Зачем вы меня Родиной пугаете? Рассказы и рассказики - страница 14
Прошу учесть в дальнейшем.
Мой дед Гирш Ицкович, когда хотел сказать что-то чрезвычайно важное, всегда переходил на идиш. Идиш казался ему подобающим языком, наделенным известным драматизмом. Дед «на нерве» для лучшего понимания разбавлял его русским.
Его ключевое сообщение, если отбросить нюансы, всегда сводилось к единственному тезису: этот милый мазик (радикальнее – шлеппер, если вообще не сказать шлимазл – в зависимости от рассматриваемой ситуации) доведет нас всех до цугундера!
Дед был прав невероятно. Он знал предмет разговора. Особой проницательности, впрочем, не требовалось, чтобы понимать, с кем приходится иметь дело. Я был пакостником. По малолетству разрушения были незначительны. Но я быстро рос.
В Минске дед жил на завокзальной Студенческой улице в старом, в стертом, как зубы от времени, кирпичном безликом доме. Еще лет десять назад стоял, а теперь ничего от прежнего двора не осталось, совсем новая улица. Раньше достопримечательностей было две. Старинная дореволюционная брусчатка, быстро наполнявшаяся водой щели – как поры – и ухитрявшаяся отполированным боком отражать низкие и быстрые облака, да котельная под окнами – с высоченной трубой и горой угля во дворе.
Во дворе все и происходило. Купленная в детском мире в Москве настоящая реактивная ракета (летающая на воде, которая заливалась внутрь, а дальше в нее ручным насосом закачивался воздух), копия гагаринской, врезалась в пузо управляющему. Он тщетно пытался спрятаться за угольной кучей возле котельной. Отношения с ним всегда были так себе. Лучше они не стали.
При всех нестандартных особенностях нашей семьи, следовало отдать старшим должное. Они в мире страхов и страстей выяснили главное: чтобы услышанное я не использовал против себя и окружающих, мне нельзя было рассказать абсолютно ни-че-го. Ничего – это просто ничего. Ни слова, ни полслова. Ни намека. И бдить, пытаясь предотвратить наиболее опасные разрушения.
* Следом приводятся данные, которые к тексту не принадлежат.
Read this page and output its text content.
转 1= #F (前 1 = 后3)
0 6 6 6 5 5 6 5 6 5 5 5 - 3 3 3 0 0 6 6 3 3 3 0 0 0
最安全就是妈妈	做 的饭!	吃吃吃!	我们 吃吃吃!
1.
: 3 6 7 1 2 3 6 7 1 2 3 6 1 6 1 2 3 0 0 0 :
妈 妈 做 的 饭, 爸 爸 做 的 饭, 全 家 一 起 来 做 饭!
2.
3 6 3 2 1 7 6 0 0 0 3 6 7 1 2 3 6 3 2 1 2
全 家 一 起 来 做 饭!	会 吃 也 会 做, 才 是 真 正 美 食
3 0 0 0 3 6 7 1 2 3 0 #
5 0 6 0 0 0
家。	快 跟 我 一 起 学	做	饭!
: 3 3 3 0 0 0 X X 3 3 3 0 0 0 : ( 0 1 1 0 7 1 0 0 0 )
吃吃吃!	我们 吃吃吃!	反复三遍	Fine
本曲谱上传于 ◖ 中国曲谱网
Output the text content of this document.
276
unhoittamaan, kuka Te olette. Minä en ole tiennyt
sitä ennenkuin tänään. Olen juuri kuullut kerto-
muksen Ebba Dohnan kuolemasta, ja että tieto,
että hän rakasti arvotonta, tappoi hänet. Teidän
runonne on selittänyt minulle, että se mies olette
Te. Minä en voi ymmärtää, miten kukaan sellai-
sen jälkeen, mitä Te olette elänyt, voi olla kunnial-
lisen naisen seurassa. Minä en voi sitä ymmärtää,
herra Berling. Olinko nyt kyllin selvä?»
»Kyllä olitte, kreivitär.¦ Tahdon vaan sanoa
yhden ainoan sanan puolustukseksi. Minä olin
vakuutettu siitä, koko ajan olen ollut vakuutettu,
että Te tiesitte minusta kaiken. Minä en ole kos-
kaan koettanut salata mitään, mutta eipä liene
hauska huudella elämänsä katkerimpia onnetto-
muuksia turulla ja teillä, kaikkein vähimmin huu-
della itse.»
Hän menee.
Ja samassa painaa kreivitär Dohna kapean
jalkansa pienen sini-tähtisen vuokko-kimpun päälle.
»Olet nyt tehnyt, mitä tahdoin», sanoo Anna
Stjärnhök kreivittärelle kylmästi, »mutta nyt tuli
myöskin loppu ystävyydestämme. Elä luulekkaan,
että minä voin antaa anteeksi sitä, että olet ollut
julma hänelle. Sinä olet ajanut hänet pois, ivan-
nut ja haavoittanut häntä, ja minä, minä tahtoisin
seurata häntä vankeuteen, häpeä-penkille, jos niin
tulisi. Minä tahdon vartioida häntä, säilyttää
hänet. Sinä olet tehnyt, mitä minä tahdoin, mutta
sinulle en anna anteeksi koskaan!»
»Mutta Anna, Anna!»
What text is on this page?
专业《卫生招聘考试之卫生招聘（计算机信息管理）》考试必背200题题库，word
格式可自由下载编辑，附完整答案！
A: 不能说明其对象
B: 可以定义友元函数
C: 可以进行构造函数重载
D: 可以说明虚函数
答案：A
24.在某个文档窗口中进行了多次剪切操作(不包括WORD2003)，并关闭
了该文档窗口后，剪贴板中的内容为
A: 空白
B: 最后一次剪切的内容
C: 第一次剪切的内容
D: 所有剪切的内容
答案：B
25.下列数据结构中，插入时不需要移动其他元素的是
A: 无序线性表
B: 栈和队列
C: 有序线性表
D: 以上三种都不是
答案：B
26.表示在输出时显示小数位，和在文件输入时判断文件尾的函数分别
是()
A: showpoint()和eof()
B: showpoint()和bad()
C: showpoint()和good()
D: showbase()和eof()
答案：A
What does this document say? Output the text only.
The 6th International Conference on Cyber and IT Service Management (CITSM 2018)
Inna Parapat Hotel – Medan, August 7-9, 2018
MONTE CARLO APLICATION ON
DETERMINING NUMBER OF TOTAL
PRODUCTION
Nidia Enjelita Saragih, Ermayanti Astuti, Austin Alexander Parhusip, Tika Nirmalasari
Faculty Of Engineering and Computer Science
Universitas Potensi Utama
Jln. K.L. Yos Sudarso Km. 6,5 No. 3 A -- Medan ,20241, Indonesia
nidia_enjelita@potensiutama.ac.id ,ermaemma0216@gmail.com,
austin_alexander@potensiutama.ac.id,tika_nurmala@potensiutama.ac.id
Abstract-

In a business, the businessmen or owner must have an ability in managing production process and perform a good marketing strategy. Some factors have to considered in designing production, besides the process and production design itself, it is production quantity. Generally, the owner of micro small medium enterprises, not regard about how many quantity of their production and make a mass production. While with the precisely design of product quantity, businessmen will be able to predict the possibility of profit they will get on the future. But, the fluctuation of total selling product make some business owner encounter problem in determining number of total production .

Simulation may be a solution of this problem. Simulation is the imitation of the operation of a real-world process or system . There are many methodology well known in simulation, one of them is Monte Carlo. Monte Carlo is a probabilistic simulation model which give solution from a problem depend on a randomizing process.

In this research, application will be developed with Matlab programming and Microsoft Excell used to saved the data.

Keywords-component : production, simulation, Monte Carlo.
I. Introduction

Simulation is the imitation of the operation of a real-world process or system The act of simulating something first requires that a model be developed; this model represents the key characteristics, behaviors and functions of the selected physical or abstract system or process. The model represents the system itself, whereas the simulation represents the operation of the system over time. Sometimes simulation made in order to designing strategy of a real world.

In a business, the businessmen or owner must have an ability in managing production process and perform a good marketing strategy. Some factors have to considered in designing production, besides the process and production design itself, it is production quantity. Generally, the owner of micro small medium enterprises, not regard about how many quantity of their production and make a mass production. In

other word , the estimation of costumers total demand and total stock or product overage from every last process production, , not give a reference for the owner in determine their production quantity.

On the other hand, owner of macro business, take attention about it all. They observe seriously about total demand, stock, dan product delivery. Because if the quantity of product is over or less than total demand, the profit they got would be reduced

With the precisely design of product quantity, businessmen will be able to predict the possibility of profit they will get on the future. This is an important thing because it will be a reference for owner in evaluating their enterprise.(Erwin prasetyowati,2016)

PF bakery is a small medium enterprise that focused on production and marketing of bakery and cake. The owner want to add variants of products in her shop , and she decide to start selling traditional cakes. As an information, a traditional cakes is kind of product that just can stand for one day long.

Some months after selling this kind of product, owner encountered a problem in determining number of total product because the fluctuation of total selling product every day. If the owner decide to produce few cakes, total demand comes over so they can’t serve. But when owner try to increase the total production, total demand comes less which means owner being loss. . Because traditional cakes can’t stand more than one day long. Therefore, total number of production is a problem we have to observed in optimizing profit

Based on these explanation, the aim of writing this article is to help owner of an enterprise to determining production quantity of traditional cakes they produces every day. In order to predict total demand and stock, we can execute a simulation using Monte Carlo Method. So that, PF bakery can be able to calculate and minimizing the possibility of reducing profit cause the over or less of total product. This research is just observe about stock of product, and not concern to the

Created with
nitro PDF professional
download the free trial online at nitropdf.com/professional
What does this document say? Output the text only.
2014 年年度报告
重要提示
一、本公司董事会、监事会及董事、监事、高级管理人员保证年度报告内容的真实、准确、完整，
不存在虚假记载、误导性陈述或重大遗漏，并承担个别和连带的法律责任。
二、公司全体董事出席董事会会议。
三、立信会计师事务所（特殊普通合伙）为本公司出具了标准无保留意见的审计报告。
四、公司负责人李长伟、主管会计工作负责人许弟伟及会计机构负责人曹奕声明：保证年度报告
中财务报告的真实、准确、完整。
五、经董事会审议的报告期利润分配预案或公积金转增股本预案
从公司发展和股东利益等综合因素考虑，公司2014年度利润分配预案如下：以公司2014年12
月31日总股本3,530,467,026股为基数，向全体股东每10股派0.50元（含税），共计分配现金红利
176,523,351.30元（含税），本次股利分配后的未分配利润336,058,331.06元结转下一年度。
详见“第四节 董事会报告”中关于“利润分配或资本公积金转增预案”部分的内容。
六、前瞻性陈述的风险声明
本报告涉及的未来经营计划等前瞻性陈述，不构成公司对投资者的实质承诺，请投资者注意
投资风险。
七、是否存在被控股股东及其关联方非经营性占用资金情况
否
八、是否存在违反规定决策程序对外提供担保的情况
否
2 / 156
По совокупности причин папа с мамой, обсуждая семейные дела, переходили на немецкий (в школе я учил английский). А в маминой семье по-немецки говорила бабушка. Наивность родителей была невероятной – пухлый карманный немецко-русский словарик и альбомчик разговорника стояли на полках.
Мне удалось на шесть часов обесточить дом, включив авиационный фонарь-переноску в трехфазную бытовую розетку.
Я придумал многоствольный самострел с боеприпасом, рассчитанный на бакалею. Благодаря мне горох по цене 8 копеек за килограмм детям продавали только по запискам родителей.
Сколы магниевого сплава, использовавшегося в двигателях самолетов, я запускал в костер.
Баллончики с углекислотой для автосифона подрывал при помощи пороховой дорожки.
Я старательно занимался изготовлением воздушных шаров из тонкой рисовой бумаги (сейчас из такой папироски крутят), предварительно сделав развертку и склеивая их. Готовил и газгольдерную для их запуска на кухне (всего три пятна на потолке, пожар был незначительный).
Пневматическую винтовку 1955-го года выпуска с тяжелым деревянным прикладом, разыскав ее в углу – за стеллажами, возле бутыли из-под серной кислоты, в которой дображивалась вишневая наливка, – я научился переламывать, используя ножку шкафа. За неимением мягких свинцовых пулек пользовался шариковыми стержнями, которые отлично втыкались в дверь – не хуже арбалетных стрел.
Никогда не стремился верховодить, не был суетливым, но вес имел немалый. Ибо круг моих научных интересов распространялся на специфические области. Я цитировал наизусть «Календарь гимназиста за 1913 год», найденный при сборе макулатуры. От текстов исходила завораживающая, просто потусторонняя энергия. Дружки внимали: «Способ приготовления бертолетовой соли. Берешь…» (тут я уймусь, и пусть читатель домыслит, а Роскомнадзор не заподозрит). Однажды я добавил к составу сахар и закрыл уши ладонями. Позже свидетели этого ужаса признавались: им показалось – городок сравняло с землей.